## Thursday, December 29, 2011

### Baby...or Bathwater?

Envision the following scenario:

One of your risk professionals comes up to you and says “We should purchase this analytic system because it successfully predicted the downfall of the financial institutions that failed during 2008, it’s great!”
How should we respond?

To answer this question, we need to take a small detour into the wonderful world of statistics.

Who is Null and Why Did He or She Have a Hypothesis?

Statistical comparisons involve two sets of data, the “control” group and the “treatment” group. There are two possible relationships between these two groups - either there is not anything conclusive to show that they are really that different (the Null Hypothesis) or there is (the Alternative Hypothesis).

The person doing the investigating is usually looking to provide evidence for the Alternative Hypothesis. Alternative Hypothesis’ are based on questions such as: Does this drug work? Are guilty people sent to jail? Does this model adequately predict firms’ financial ruin?
The answer to this is determined using statistical techniques. Two outcomes are possible, 1) we “fail to reject the Null hypothesis”, meaning there is no evidence to support that the two groups are not the same, or 2) we “reject the Null hypothesis”, meaning the two groups are significantly different.
Poor Mr. or Ms.
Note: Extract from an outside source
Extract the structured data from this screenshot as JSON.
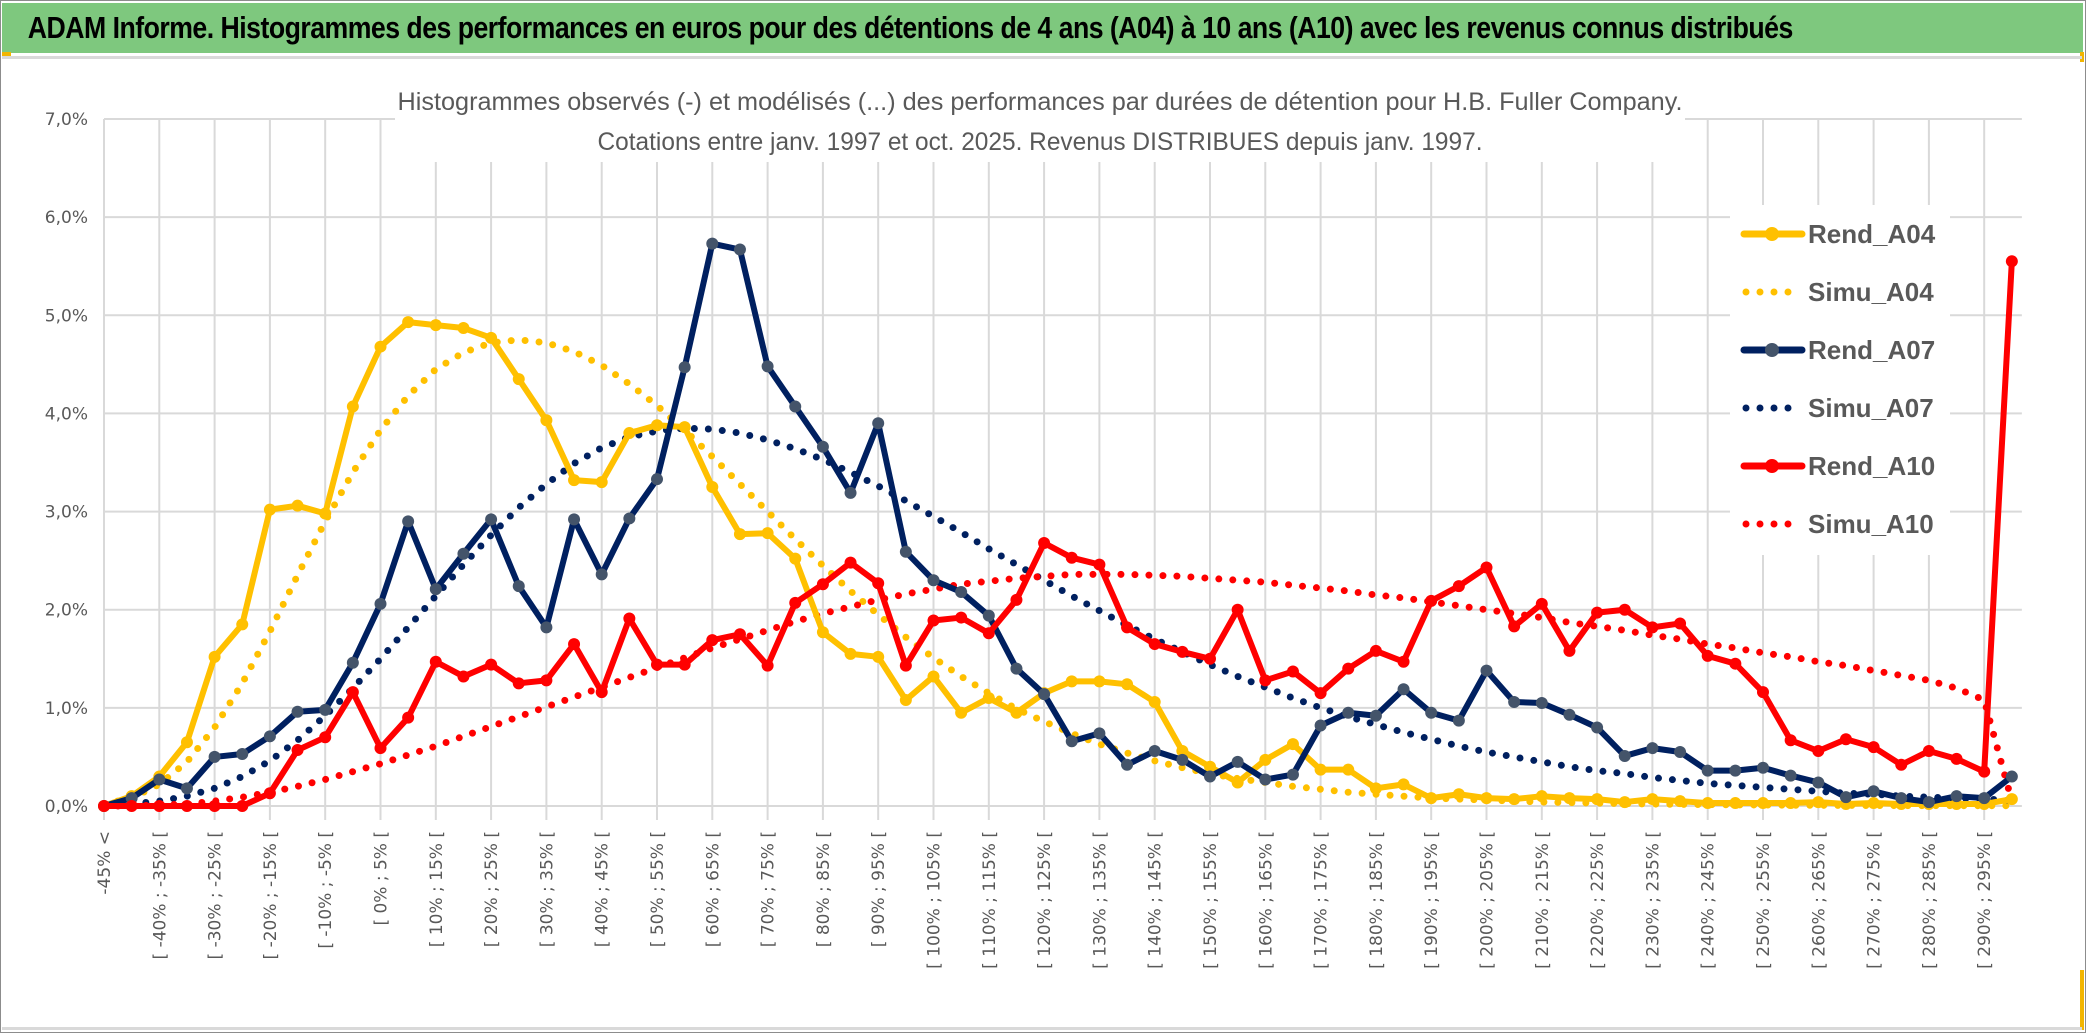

Null!

Imagine proposing to someone that way – nice dinner, get down on your knee, bring out the ring box, and say “I fail to reject you as a spouse”! Pretty romantic, isn’t it?

Why the Funny Terminology?

I am sure some know the technical reason for this (if so, please leave a comment!), but the thing I think of (maybe because it is easier to remember) is Nassim Taleeb’s discussion in “The Black Swan”, which went something like the following:
We can count 10,000 swans, or as many as we have ever seen (if more), and they can all be white, but that does not prove “all swans are white”. It just means the ones we have observed are.
However, we can count 10 swans, or as few as 2, and if one of them is black, that does prove that “not all swans are white”.
One thing is provable, one is not. Thus the funky terminology about “rejecting or failing to reject” the Null hypothesis.

Enter Reality

So we have two statistical outcomes of the data based on the Null Hypothesis, and two sets of data in real life that may or may not be different.

Any consultant knows that this should become a 2x2 matrix! This matrix will have one axis cover the statistical conclusions regarding the data and the other axis describe the actual reality of the data.

In two of the four boxes, reality matches the conclusion, and in the other two it does not.
The Romance Continues - Adding Error to Rejection

Statisticians have come up with some great terms for the other two boxes in this matrix. It is with great pride that I present to you these two inspired terms:
·        Type I error
·        Type II error
We can all see why they aware PhD’s for this kind of stuff!

Our matrix is now complete, as follows:

Going back to our original scenario, we have been presented with this fantastic but costly software that is able to predict with 100% accuracy a firms’ financial failure.

The question that we need to ask is “what is the full set of prediction data this model generated?”, and how does this compare to the alternative?

In the actual outcome of the above, this financial model predicted that over 30 financial institutions were going to fail! In other words, it threw out the baby with the bathwater!
Key Takeaways

While we do not want to “throw out the baby with the bathwater”, nor do we want to “keep the bathwater with the baby!”
Questions

·         What has been your experience with Type I and Type II error
·         What has been your experience regarding the omission of one of the two?